Le Col du Stelvio est-il dangereux à conduire ?
Non si l'on reste prudent. La route est étroite et compte des dizaines d'épingles, mais elle est entièrement goudronnée et bien entretenue. Roulez doucement, klaxonnez avant les virages aveugles, surveillez les motos et les cyclistes très nombreux, et évitez le milieu de journée en plein été.
Quelle est l'altitude du Col du Stelvio ?
Le sommet du Col du Stelvio culmine à 2 758 mètres. C'est le plus haut col routier d'Italie et le deuxième des Alpes après le Col de l'Iseran en France.
Faut-il un 4x4 ou une voiture puissante ?
Non. Une voiture de location standard suffit largement. Une boîte manuelle aide à retenir le moteur en descente, mais une automatique passe très bien en mode bas régime. Surveillez juste la température des freins en descente.
Le col est-il ouvert toute l'année ?
Non. Le Col du Stelvio ferme l'hiver à cause de la neige, en général de fin octobre à fin mai. Les dates exactes varient selon l'enneigement. Vérifiez toujours l'état d'ouverture avant de partir, car même en début de saison une chute de neige tardive peut refermer la route.
Combien y a-t-il de virages au Col du Stelvio ?
Le versant du Tyrol du Sud, vers Trafoi, compte 48 lacets numérotés par des bornes de pierre, du numéro 1 en bas au numéro 48 près du sommet.
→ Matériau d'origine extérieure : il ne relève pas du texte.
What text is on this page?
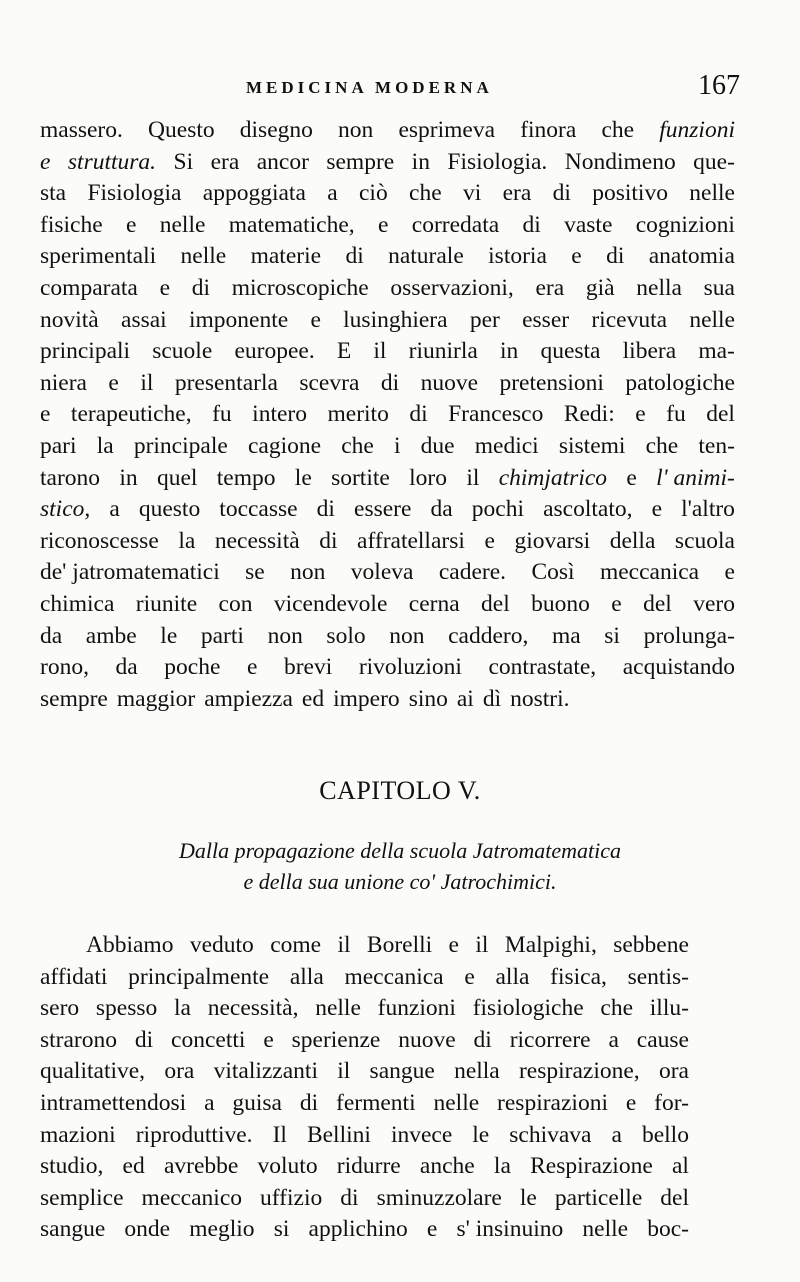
MEDICINA MODERNA	167
massero. Questo disegno non esprimeva finora che funzioni
e struttura. Si era ancor sempre in Fisiologia. Nondimeno que-
sta Fisiologia appoggiata a ciò che vi era di positivo nelle
fisiche e nelle matematiche, e corredata di vaste cognizioni
sperimentali nelle materie di naturale istoria e di anatomia
comparata e di microscopiche osservazioni, era già nella sua
novità assai imponente e lusinghiera per esser ricevuta nelle
principali scuole europee. E il riunirla in questa libera ma-
niera e il presentarla scevra di nuove pretensioni patologiche
e terapeutiche, fu intero merito di Francesco Redi: e fu del
pari la principale cagione che i due medici sistemi che ten-
tarono in quel tempo le sortite loro il chimjatrico e l' animi-
stico, a questo toccasse di essere da pochi ascoltato, e l'altro
riconoscesse la necessità di affratellarsi e giovarsi della scuola
de' jatromatematici se non voleva cadere. Così meccanica e
chimica riunite con vicendevole cerna del buono e del vero
da ambe le parti non solo non caddero, ma si prolunga-
rono, da poche e brevi rivoluzioni contrastate, acquistando
sempre maggior ampiezza ed impero sino ai dì nostri.
CAPITOLO V.
Dalla propagazione della scuola Jatromatematica
e della sua unione co' Jatrochimici.
Abbiamo veduto come il Borelli e il Malpighi, sebbene
affidati principalmente alla meccanica e alla fisica, sentis-
sero spesso la necessità, nelle funzioni fisiologiche che illu-
strarono di concetti e sperienze nuove di ricorrere a cause
qualitative, ora vitalizzanti il sangue nella respirazione, ora
intramettendosi a guisa di fermenti nelle respirazioni e for-
mazioni riproduttive. Il Bellini invece le schivava a bello
studio, ed avrebbe voluto ridurre anche la Respirazione al
semplice meccanico uffizio di sminuzzolare le particelle del
sangue onde meglio si applichino e s' insinuino nelle boc-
C'est cette série de virages empilés qui a rendu le col mondialement célèbre.
Peut-on faire le Stelvio à vélo ?
Oui, c'est un sommet mythique du cyclisme, gravi par le Giro d'Italia. La montée est longue et exigeante mais réalisable par des cyclistes entraînés. Partez tôt, emportez de quoi vous couvrir pour la descente glaciale et soyez prudent dans les épingles partagées avec les voitures.
Peut-on combiner le Stelvio avec d'autres cols ?
Absolument. Le col de l'Umbrail voisin bascule en Suisse et forme une superbe boucle. Au nord, le Val Venosta mène au lac de Resia et à l'Autriche, et à l'est, les Dolomites ne sont qu'à deux heures. Le Stelvio est la pièce maîtresse idéale d'un road trip alpin entre trois pays.
Y a-t-il des stations-service sur le col ?
Très peu, et elles sont chères. Faites le plein à Bormio avant la montée ou à Prato allo Stelvio en arrivant. Ne comptez pas trouver de carburant au sommet : prévoyez votre autonomie à l'avance pour éviter toute mauvaise surprise en altitude.